Carotid Artery Dissection

The carotid arteries are important blood vessels. They are found on each side of your neck. They carry blood from your heart to your brain and other parts of your head. The carotid arteries are made up of 3 layers of tissue. If an artery tears, blood can collect between these layers. This is called a carotid artery dissection. The blood that collects between the layers may form a clot. The clot then blocks blood from flowing to your brain. This can cause a stroke. A stroke can also occur if a piece of the clot breaks free and travels to the brain. Sometimes a stroke happens right away. Other times, it develops hours or days after the dissection. Most people recover from a carotid artery dissection. However, damage from a stroke may take a long time to go away. Some damage may be permanent.


  • Neck injury due to a car crash, sports injury, or similar event. This is called a traumatic dissection.

  • Weak blood vessel walls. The walls may tear even when no outside injury occurs. This is called a spontaneous dissection.


Factors that may make a spontaneous carotid artery dissection more likely to occur include:

  • High blood pressure.

  • Buildup of fatty substances (plaque) on the artery walls. This is called hardening of the arteries (atherosclerosis).

  • Inherited diseases such as Marfan syndrome that weaken the blood vessels.

  • Fibromuscular dysplasia. This condition is caused by abnormal growth of cells inside the blood vessels.

  • Taking birth control pills.

  • Smoking.


Symptoms of carotid artery dissection are similar to signs of a stroke. They include:

  • Headache.

  • Face or neck pain.

  • Changes in vision.

  • Weakness on one side of the face or body.

  • Drooping eyelid.

  • Loss of taste.

  • Ringing in the ear.

Any of these symptoms may represent a serious problem that is an emergency. Do not wait to see if the symptoms will go away. Get medical help right away. Call your local emergency services (911 in U.S.). Do not drive yourself to the hospital.


To determine whether you have a carotid artery dissection, your caregiver will probably order imaging tests. These tests may include:

  • Helical computed tomography angiography. This test uses a computer to take X-rays of your carotid arteries. A dye may be injected into your blood to show the inside of the blood vessels more clearly.

  • Magnetic resonance angiography. This test uses a computer and radio waves to make images. A dye may also be used.

  • Doppler ultrasonography. This test uses sound waves to show the carotid arteries. The test will also show how well blood is flowing through your arteries.


The type of treatment you get will depend on what caused your carotid artery dissection and your overall health. The most important goal of treatment is to prevent a stroke. If you had a stroke, it is important to get treatment quickly. Treatment options may include:

  • Blood thinners. This medicine helps to prevent blood clots.

  • You may get blood thinners through an intravenous line (IV) in the hospital.

  • Once you are home, you will probably take blood thinners in pill form. You may need to take these pills for 3 to 6 months.

  • Angioplasty. This is a procedure that widens a narrow blood vessel.

  • Stent placement. This is a procedure that places a mesh tube inside the blood vessel to keep it open.

  • Surgery to repair the area. This may be needed if you cannot take blood thinners or if blood thinners do not work for you.


  • Only take over-the-counter or prescription medicines as directed by your caregiver. Follow the directions carefully.

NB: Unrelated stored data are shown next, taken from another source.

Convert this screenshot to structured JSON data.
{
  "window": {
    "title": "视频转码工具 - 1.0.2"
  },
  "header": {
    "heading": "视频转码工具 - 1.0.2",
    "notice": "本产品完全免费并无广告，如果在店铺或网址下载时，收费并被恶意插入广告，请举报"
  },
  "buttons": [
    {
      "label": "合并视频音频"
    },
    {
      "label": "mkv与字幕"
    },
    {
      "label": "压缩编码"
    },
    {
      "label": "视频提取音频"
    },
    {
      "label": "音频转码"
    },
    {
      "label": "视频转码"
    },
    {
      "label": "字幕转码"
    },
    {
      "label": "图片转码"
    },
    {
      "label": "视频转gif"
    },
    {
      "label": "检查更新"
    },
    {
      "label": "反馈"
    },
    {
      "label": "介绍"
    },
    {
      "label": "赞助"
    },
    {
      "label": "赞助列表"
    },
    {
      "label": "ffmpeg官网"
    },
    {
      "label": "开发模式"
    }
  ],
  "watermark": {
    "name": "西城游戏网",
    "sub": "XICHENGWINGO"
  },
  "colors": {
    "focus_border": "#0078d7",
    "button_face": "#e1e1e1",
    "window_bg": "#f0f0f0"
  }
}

  • Eat a heart-healthy diet. If you need help with this, meet with a dietician for advice.

  • Maintain a healthy weight. Ask your caregiver what weight is best for you.

  • Get regular exercise. Check with your caregiver before starting any new type of exercise.

  • Do not smoke.

  • Keep all follow-up appointments as directed by your caregiver. This is how your caregiver can make sure your treatment is working.


  • You have any questions about your medicines.

  • Your symptoms are not getting better.


  • You have any new symptoms.

  • Your symptoms get worse.

  • You feel numb, weak, or dizzy.

  • You notice changes in your vision or speech.

  • You have trouble breathing.

  • You have chest pain.

  • You have a fever.


  • Understand these instructions.

  • Will watch your condition.

  • Will get help right away if you are not doing well or get worse.